Alex Baldwin

Investigation is ongoing

Santa Fe County, N.M. authorities this week continued their investigation of the on-set shooting death of cinematographer Halyna Hutchins by actor Alec Baldwin, saying it was too early in the probe to comment on whether criminal charges will be filed. The sheriff said there appeared to be a sense of “complacency’’ on the set regarding safety measures.

Sheriff Adan Mendoza also said more than 500 rounds of ammunition —apparently a mix of blanks and dummy rounds, along with some suspected live ammunition— are among the 600 pieces of evidence that have been gathered so far in the investigation.

Additionally, Mendoza said “We believe that we have in our possession the firearm that was fired by Mr. Baldwin. This is the firearm we believe discharged the bullet.’’

The sheriff also confirmed that a lead projectile that was apparently fired from the gun wielded by Baldwin was recovered from film director Joel Souza’s shoulder, indicating that the weapon that had been declared safe by an on-set assistant director was actually loaded with a live round.

“In reference to possible charges, it’s too early right now in the investigation to comment on charges at this point,’’ Mendoza said.

“The investigation will continue, and if the sheriff’s office determines during our investigation a crime has occurred and probable cause exists, an arrest or arrests will be made and charges will be filed.
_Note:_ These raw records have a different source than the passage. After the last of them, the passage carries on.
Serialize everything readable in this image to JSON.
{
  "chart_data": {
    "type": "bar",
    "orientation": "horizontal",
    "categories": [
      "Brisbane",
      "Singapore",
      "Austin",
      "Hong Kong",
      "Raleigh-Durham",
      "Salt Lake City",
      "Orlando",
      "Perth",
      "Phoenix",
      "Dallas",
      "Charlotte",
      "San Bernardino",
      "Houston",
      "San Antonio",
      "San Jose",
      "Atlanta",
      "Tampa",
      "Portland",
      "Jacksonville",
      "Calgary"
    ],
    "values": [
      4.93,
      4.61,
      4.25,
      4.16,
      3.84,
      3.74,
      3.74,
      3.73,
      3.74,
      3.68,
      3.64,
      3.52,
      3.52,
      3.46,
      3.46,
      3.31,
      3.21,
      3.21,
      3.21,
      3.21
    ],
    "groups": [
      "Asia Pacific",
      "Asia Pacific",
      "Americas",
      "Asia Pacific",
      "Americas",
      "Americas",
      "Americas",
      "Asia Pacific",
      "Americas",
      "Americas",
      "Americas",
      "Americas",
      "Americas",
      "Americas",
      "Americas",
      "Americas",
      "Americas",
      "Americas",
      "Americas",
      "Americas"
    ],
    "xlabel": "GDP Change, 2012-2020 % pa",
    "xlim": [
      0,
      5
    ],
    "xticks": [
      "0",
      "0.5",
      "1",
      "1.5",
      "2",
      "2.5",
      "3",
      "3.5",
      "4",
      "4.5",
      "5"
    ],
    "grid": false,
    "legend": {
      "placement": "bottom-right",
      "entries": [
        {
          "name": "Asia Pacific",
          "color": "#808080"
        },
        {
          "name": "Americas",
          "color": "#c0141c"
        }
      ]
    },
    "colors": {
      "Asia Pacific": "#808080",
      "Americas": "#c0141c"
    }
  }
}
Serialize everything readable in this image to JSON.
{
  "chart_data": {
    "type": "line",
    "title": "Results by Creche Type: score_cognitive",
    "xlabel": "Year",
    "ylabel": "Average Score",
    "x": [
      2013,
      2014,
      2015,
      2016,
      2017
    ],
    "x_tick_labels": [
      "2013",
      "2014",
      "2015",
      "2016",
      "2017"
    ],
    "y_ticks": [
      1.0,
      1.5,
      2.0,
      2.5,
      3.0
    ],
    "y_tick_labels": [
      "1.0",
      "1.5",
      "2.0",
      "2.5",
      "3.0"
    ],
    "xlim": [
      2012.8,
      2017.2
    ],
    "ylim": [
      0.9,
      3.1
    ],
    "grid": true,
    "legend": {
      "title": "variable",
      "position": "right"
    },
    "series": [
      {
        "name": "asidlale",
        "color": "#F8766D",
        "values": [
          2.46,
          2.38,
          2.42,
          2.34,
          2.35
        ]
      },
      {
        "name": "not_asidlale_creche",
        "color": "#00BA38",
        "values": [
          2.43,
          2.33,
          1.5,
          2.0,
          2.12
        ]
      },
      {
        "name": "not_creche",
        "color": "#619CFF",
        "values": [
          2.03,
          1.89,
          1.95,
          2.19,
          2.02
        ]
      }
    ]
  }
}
Otherwise we will complete our investigation and forward the full investigation and evidence to the District Attorney for review,’’ the sheriff said.

Santa Fe County District Attorney Mary Carmack-Altwies, likewise, said it’s too early in the investigation to comment on charges, but that all options are on the table and no one has been ruled out.

She said crew members who handled guns before Baldwin have been interviewed, and will be interviewed again.

Meanwhile, production on the movie “Rust’’ remains suspended.

Baldwin, 63, was rehearsing a scene outside a church on the set of the western “Rust’’ south of Santa Fe, New Mexico, last Thursday when he discharged the prop weapon, killing the 42-year-old Hutchins and injuring Souza, 48.

Practically since the inception of the American motion picture industry, the Antelope Valley has been home to filming westerns. Many of the expected changes in the handling of firearms and ammunition will likely take place here first.